TTC spokesperson Brad Ross says the transit agency signed a nondisclosure agreement that prevents it from publishing reports referenced in an update to the TTC board to be discussed May 8.
That board report recommends increasing the contract amount by $5.3 million to complete “urgently required” repairs to the entire fleet of trains. The trains’ undercarriage wheel assemblies, the report notes, are already past their “design life,” but the trains are expected to stay in operation until at least 2026 when a one-stop subway extension is expected to be finished.
That contentious $3.35-billion extension has yet to be approved by council for construction.
Without the SRT operating during the construction period, commuters would be left to take buses.
In 2017, the TTC reported it had discovered corrosion issues with the SRT trains that could cause “catastrophic” structural failures if not addressed.
Bombardier Transportation, which now owns the SRT technology, was hired to provide “expert advice of how to safely operate the SRT past end of life,” the new board report says. The transportation company is testing for “hidden cracks on key structural components” and to come up with a plan to keep the train cars in service.
WSP Canada Inc. was hired to “provide oversight” of that work. A second consultant, CH2MH, was hired “to review Bombardier Transportation’s original analysis, findings and recommendations.”
When the Star asked to review work from Bombardier and the two consultants, which was not included with the publicly posted board report, Ross said it could not be provided because the TTC signed a nondisclosure agreement.
When asked why the public agency would agree to keep work concerning the safe operation of a transit line confidential, Ross said it agreed to nondisclosure in order to release design data to third parties for review.
“The work contained in the reports was provided to the TTC by the vendors with (a nondisclosure agreement) as it contains valuable information usable by other owners of similar vehicles,” Ross said in an email.
Bombardier purchased the SRT’s technology -- which differs from that of a subway or LRT -- from the original manufacturer, the provincially owned Urban Transportation Development Corporation, in the 1990s, according to Bombardier’s website.
The SRT opened in 1985 with technology that is now considered outdated. The same technology is still in use in Vancouver and Detroit, Ross noted.
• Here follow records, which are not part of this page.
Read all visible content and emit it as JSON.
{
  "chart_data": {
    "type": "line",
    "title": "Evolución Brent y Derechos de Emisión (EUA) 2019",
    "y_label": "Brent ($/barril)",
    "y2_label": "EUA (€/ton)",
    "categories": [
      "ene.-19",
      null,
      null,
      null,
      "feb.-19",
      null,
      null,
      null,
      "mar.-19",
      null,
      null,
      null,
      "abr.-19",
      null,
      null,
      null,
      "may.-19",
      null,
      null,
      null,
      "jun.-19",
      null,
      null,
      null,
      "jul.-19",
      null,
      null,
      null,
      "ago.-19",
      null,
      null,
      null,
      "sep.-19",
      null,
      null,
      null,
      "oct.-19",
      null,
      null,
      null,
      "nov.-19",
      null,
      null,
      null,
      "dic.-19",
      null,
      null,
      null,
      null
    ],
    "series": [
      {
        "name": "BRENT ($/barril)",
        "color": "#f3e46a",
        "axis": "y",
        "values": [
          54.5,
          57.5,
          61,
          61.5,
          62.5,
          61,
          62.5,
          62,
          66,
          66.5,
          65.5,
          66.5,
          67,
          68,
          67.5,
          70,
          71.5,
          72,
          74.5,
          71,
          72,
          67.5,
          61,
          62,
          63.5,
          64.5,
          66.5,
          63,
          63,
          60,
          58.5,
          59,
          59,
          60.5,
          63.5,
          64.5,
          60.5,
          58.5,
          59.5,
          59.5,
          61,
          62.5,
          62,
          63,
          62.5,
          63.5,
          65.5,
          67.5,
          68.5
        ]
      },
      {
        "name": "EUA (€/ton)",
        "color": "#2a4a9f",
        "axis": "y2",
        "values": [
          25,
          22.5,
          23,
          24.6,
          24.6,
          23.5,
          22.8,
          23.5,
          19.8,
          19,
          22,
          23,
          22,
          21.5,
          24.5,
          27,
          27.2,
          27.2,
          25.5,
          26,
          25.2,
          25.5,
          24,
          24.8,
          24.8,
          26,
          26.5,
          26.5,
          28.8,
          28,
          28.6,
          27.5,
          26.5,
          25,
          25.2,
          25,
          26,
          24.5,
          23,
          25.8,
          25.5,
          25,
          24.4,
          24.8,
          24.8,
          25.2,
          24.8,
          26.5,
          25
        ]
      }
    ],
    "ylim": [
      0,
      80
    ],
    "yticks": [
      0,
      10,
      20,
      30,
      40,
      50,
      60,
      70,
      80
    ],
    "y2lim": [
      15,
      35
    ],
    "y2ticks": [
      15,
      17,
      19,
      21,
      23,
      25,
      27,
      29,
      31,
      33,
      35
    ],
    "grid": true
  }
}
A newer generation of vehicles currently operates in other parts of the world, he said.
Releasing the reports, Ross said, would have a “negative impact” for Bombardier.
When asked specifically if the SRT trains will be safe to operate until 2026, Ross said: “Bombardier provided a plan on how to achieve continued operations to 2026.”
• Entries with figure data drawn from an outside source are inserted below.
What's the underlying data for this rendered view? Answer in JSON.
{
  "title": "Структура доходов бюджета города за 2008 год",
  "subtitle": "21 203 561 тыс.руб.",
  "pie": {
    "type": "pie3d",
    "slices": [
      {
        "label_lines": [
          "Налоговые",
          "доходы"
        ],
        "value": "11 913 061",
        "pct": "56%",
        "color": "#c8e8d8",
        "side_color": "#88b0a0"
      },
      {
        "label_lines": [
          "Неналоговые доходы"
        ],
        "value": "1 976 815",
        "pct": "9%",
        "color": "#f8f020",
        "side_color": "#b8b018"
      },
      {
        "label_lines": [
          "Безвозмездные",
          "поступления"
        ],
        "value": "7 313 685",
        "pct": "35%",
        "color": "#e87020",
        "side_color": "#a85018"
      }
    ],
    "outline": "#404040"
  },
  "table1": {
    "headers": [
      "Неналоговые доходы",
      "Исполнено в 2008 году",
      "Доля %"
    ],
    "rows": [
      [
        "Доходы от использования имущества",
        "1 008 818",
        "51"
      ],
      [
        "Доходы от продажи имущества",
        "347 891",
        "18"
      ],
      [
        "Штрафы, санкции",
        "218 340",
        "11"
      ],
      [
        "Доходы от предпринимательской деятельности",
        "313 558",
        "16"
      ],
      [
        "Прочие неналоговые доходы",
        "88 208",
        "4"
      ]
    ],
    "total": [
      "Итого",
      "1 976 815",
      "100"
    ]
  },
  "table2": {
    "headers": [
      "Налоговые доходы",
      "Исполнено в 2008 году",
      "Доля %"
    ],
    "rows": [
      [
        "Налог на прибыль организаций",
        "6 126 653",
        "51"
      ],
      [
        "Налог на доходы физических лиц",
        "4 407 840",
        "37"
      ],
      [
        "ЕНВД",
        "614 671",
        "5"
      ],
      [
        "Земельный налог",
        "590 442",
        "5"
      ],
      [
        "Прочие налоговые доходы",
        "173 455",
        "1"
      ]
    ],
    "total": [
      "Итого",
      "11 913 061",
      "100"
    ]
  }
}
Ross said the consultants concluded “that the work being done meets the recommended requirements to extend the life” of the SRT parts.
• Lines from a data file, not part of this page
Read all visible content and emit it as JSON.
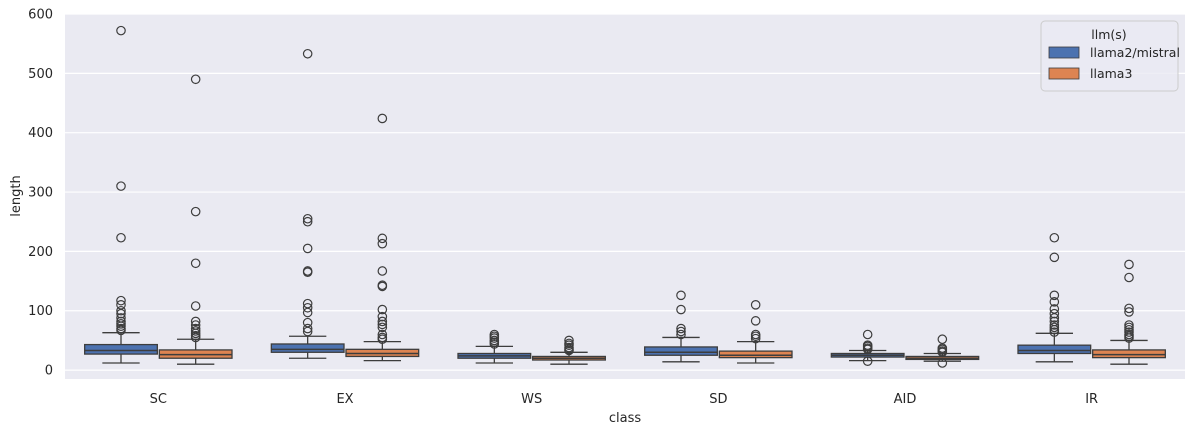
{
  "chart_data": {
    "type": "box",
    "xlabel": "class",
    "ylabel": "length",
    "ylim": [
      -15,
      600
    ],
    "yticks": [
      0,
      100,
      200,
      300,
      400,
      500,
      600
    ],
    "grid": true,
    "legend": {
      "title": "llm(s)",
      "position": "top-right"
    },
    "categories": [
      "SC",
      "EX",
      "WS",
      "SD",
      "AID",
      "IR"
    ],
    "series": [
      {
        "name": "llama2/mistral",
        "color": "#4c72b0",
        "boxes": [
          {
            "whislo": 12,
            "q1": 27,
            "med": 33,
            "q3": 43,
            "whishi": 63,
            "fliers": [
              572,
              310,
              223,
              117,
              110,
              100,
              95,
              88,
              82,
              78,
              74,
              70,
              67
            ]
          },
          {
            "whislo": 20,
            "q1": 30,
            "med": 35,
            "q3": 44,
            "whishi": 57,
            "fliers": [
              533,
              255,
              250,
              205,
              167,
              165,
              112,
              105,
              97,
              80,
              70,
              65
            ]
          },
          {
            "whislo": 12,
            "q1": 20,
            "med": 24,
            "q3": 28,
            "whishi": 40,
            "fliers": [
              60,
              57,
              54,
              50,
              47,
              44
            ]
          },
          {
            "whislo": 14,
            "q1": 25,
            "med": 30,
            "q3": 39,
            "whishi": 55,
            "fliers": [
              126,
              102,
              70,
              65,
              60
            ]
          },
          {
            "whislo": 16,
            "q1": 22,
            "med": 25,
            "q3": 28,
            "whishi": 33,
            "fliers": [
              60,
              42,
              40,
              37,
              35,
              15
            ]
          },
          {
            "whislo": 14,
            "q1": 28,
            "med": 33,
            "q3": 42,
            "whishi": 62,
            "fliers": [
              223,
              190,
              126,
              115,
              103,
              95,
              88,
              82,
              76,
              72,
              68,
              64
            ]
          }
        ]
      },
      {
        "name": "llama3",
        "color": "#dd8452",
        "boxes": [
          {
            "whislo": 10,
            "q1": 20,
            "med": 26,
            "q3": 34,
            "whishi": 52,
            "fliers": [
              490,
              267,
              180,
              108,
              82,
              76,
              70,
              66,
              62,
              58,
              55
            ]
          },
          {
            "whislo": 16,
            "q1": 23,
            "med": 28,
            "q3": 35,
            "whishi": 48,
            "fliers": [
              424,
              222,
              213,
              167,
              143,
              141,
              102,
              90,
              82,
              77,
              72,
              60,
              55,
              52
            ]
          },
          {
            "whislo": 10,
            "q1": 17,
            "med": 20,
            "q3": 23,
            "whishi": 30,
            "fliers": [
              50,
              45,
              42,
              38,
              35,
              33
            ]
          },
          {
            "whislo": 12,
            "q1": 21,
            "med": 25,
            "q3": 32,
            "whishi": 48,
            "fliers": [
              110,
              83,
              60,
              57,
              53
            ]
          },
          {
            "whislo": 15,
            "q1": 18,
            "med": 20,
            "q3": 23,
            "whishi": 28,
            "fliers": [
              52,
              37,
              35,
              32,
              30,
              12
            ]
          },
          {
            "whislo": 10,
            "q1": 21,
            "med": 26,
            "q3": 34,
            "whishi": 50,
            "fliers": [
              178,
              156,
              104,
              98,
              76,
              72,
              68,
              64,
              60,
              57,
              54
            ]
          }
        ]
      }
    ]
  }
}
The TTC owns 28 SRT cars and operates them in four-car trains. Currently, the plan is to overhaul all of the cars, Ross said. Regular service requires six trains and one emergency spare. With cars undergoing repairs, there are today only five trains in service at a time.
The money to repair the cars is budgeted as part of the Scarborough subway extension, which is being funded with $910 million to be collected from a special tax on all Toronto homeowners for at least 30 years. To date, $14 million of $68 million budgeted through 2022 for vehicle repairs has been allocated, Ross said.
In 2013, council scrapped plans to replace the SRT with a seven-stop LRT in the same corridor, separated from traffic. That LRT would have been fully funded by the province and, as previously planned, would have been operational in 2019. The province also would have been responsible for SRT life extension costs and bus replacement during construction.